Tax-Increment Financing (TIF)-related Ordinances Before Finance Committee
Aldermen will consider a proposal to allocate $500,000 in TIF money to help pay for construction costs associated with the Union Station Master Plan, multi-year, multi-phase plan to increase capacity, modernize, and improve Union Station’s connectivity to other public transit. Amtrak owns the downtown train station and will foot the bill for half of the the $6 million plan and the city will reimburse up to $500,000 of the cost with money from the Canal Congress TIF.
Plans call for approximately $1.3 million to renovate and expand the lobby entrance off Canal Street to allow for greater pedestrian flow and “increased natural light into the Concourse”; $1.3 million to widen METRA train platforms to minimize congestion during peak hours; and approximately $1 million to repurpose an existing unused corridor into an underground, weather protected pedestrian passageway connecting the Union Station concourse with the Ogilvie Transportation Center.
Another ordinance allocates $4.6 million in TIF funds to pay for a new athletic field to be shared by Williams Jones College Preparatory High School and National Teachers Academy, a public elementary school. Chicago Public Schools is building the new athletic field at 2300 South Dearborn Avenue, and the 24th/Michigan TIF, which spans the 3rd, 4th, and 25th Wards, will pay for it.

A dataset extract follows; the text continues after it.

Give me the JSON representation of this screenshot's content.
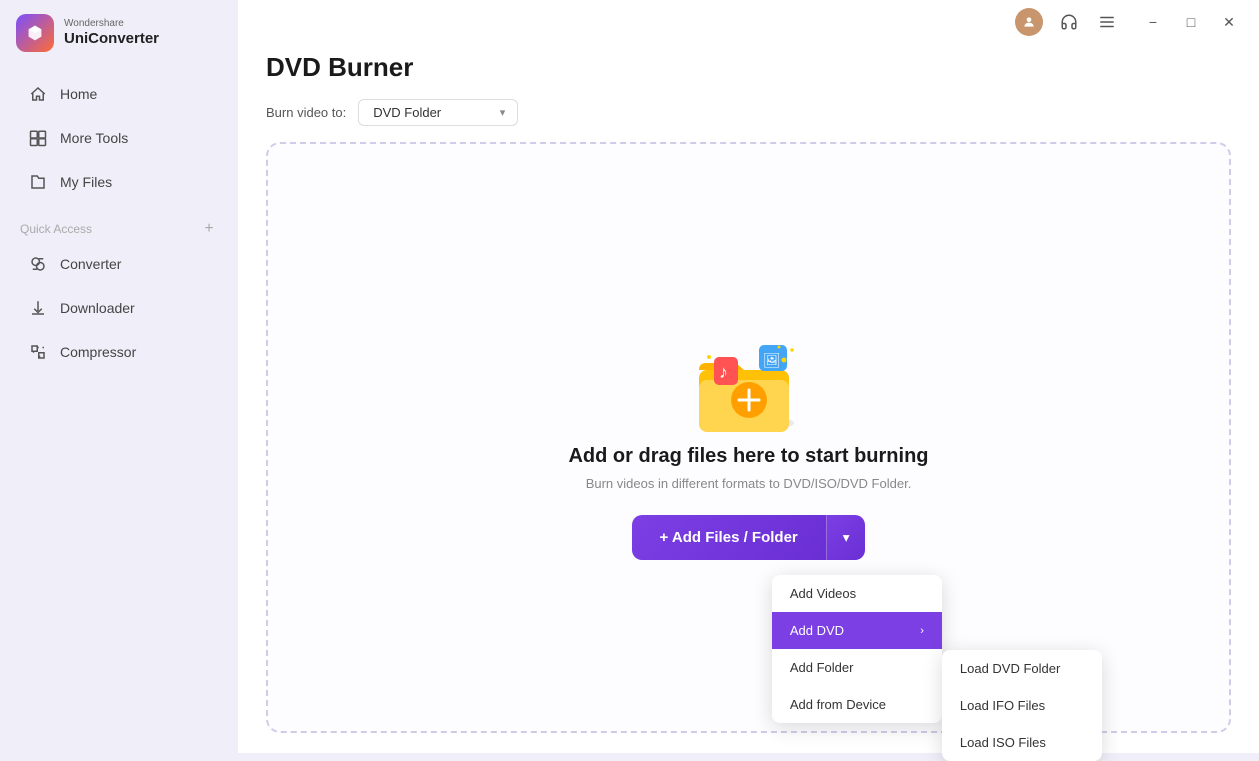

Two Metropolitan Pier and Exposition Authority-related Ordinances
Ald. Pat Dowell (3) has introduced an ordinance requesting all construction permit and zoning fees incurred after November 5, 2015 associated with the Metropolitan Pier and Exposition Authority be waived. Under the agreement, the MPEA will be required to submit quarterly reports to the city’s Office of Budget and Management detailing the fees waived. [O2015-8533]. Another MPEA related ordinance from the Mayor’s office is an intergovernmental agreement with the Chicago Park District for the redevelopment of Prairie Park.